Chiropractors successfully nullify IME law as unconstitutional
Oklahoma State Chiropractic Independent Physicians Assoc. v. The Honorable Mary Fallin, No. 109807 (Okla. 12/20/11).
Ruling: The Oklahoma Supreme Court held that a law requiring independent medical examiners to be licensed medical doctors or doctors of osteopathy was unconstitutional.
What it means: In Oklahoma, laws that exclude physicians other than medical doctors or doctors of osteopathy, including the definition of "qualified independent medical examiner" are unconstitutional.
Summary: Two chiropractors sought to declare portions of a law providing that an independent medical examiner could only be a licensed medical doctor or a licensed doctor of osteopathy to be unconstitutional.
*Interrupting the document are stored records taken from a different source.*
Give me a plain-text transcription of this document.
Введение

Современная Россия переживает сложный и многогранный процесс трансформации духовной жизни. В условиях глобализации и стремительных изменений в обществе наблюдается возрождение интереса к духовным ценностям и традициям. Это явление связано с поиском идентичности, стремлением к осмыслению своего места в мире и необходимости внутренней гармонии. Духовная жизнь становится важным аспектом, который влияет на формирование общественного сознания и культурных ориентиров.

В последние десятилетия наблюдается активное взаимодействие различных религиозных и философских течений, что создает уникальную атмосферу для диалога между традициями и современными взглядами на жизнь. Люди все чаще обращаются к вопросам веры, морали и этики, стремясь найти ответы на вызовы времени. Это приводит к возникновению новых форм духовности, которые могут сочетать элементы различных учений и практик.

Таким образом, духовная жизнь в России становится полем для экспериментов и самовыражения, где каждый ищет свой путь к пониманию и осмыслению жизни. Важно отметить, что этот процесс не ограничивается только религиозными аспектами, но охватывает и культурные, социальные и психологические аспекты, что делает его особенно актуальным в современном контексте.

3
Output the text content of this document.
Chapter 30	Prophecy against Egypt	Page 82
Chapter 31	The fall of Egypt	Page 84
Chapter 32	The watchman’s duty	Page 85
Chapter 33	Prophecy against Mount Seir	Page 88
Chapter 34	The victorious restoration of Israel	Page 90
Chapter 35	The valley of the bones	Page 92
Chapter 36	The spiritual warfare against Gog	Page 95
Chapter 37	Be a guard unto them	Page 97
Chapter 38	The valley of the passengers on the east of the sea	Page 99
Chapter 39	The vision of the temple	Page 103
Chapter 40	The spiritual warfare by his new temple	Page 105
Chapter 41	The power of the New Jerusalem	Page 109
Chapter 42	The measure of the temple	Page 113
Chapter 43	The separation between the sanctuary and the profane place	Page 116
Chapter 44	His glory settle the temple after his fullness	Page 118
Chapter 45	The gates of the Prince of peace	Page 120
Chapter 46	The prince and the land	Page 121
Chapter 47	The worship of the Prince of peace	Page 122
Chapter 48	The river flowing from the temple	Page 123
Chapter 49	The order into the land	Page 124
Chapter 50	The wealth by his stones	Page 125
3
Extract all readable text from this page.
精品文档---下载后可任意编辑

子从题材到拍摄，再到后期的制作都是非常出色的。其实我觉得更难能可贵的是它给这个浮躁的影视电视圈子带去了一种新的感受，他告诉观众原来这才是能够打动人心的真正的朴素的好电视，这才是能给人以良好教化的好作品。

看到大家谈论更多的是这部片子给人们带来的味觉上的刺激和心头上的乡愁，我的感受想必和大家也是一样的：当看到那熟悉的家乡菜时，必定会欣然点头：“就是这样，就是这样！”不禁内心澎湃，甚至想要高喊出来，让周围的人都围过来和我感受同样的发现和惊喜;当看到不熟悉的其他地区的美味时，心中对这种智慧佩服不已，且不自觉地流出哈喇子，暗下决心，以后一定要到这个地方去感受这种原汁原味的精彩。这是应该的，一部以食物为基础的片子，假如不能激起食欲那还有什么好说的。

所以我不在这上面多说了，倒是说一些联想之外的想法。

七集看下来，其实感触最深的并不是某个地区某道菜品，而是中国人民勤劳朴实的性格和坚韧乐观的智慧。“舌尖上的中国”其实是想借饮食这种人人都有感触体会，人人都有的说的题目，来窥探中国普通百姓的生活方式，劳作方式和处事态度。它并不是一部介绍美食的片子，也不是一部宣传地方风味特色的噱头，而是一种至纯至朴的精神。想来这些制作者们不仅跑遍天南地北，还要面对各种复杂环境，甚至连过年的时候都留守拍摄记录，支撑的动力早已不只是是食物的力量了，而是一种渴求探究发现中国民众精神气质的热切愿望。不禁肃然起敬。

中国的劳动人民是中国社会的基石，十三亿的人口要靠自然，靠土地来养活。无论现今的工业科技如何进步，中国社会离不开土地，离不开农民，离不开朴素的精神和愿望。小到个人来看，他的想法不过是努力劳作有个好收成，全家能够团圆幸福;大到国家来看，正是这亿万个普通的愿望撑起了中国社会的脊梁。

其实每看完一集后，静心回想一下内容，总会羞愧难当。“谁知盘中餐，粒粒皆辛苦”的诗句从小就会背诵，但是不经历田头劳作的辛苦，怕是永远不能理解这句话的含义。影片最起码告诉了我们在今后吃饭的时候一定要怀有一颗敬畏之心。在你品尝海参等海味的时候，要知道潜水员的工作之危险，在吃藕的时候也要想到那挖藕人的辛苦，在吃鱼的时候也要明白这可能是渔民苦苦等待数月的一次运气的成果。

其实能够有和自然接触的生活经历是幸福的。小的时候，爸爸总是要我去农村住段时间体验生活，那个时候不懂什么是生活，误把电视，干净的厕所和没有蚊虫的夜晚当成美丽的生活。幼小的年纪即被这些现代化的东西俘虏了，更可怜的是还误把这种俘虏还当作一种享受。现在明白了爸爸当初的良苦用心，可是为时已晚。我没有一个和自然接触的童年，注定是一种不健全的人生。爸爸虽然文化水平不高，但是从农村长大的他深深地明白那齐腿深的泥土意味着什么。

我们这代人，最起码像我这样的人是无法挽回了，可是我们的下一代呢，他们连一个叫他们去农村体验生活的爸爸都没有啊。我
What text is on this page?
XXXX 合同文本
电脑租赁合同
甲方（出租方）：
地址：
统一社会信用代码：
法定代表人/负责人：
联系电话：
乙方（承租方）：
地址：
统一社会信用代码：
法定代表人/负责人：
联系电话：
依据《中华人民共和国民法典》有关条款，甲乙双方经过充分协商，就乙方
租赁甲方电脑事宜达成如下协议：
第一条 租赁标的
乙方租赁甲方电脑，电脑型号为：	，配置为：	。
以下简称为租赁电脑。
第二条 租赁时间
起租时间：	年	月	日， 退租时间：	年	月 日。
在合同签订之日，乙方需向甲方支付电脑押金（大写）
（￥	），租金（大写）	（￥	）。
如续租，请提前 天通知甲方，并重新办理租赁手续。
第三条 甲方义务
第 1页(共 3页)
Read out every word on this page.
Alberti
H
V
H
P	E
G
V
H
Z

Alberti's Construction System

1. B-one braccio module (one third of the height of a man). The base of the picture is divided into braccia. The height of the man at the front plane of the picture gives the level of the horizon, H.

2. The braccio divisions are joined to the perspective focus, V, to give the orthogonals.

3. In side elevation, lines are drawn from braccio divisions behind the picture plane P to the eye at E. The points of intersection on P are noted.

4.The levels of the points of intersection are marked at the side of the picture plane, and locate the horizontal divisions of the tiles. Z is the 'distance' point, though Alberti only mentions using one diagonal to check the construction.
Also, a law provided that a claim for permanent partial impairment had to be supported by medical testimony by the treating physician, who was a medical doctor, a doctor of osteopathy, or a qualified independent medical examiner. The chiropractors claimed that they were aggrieved parties because they were excluded from the workers' compensation system. The chiropractors were previously permitted to be independent medical examiners, and their reports were used to support claims for PPD. One chiropractor claimed that the law would adversely affect his practice. The Oklahoma Supreme Court struck down the laws as unconstitutional.
The court found that the legislature created a "suspect special class" by excluding chiropractors, podiatrists, dentists, and optometrists. The court found no distinctive characteristic to base different treatment between the groups. Therefore, the laws that excluded physicians other than medical doctors or doctors of osteopathy, including the definition of "qualified independent medical examiner" were unconstitutional.
The court opined that the purpose of the workers' compensation law would not be "significantly altered by severing the offending language."
The court also found that one provision changed the standard of proof. The court said that provision must be stricken.
The judges dissented, stating that the implicated class was not the physicians who treat the workers, but the workers and their employers. The dissenting judges also mentioned that chiropractors do not have the same medical training or education as medical doctors or doctors of osteopathy.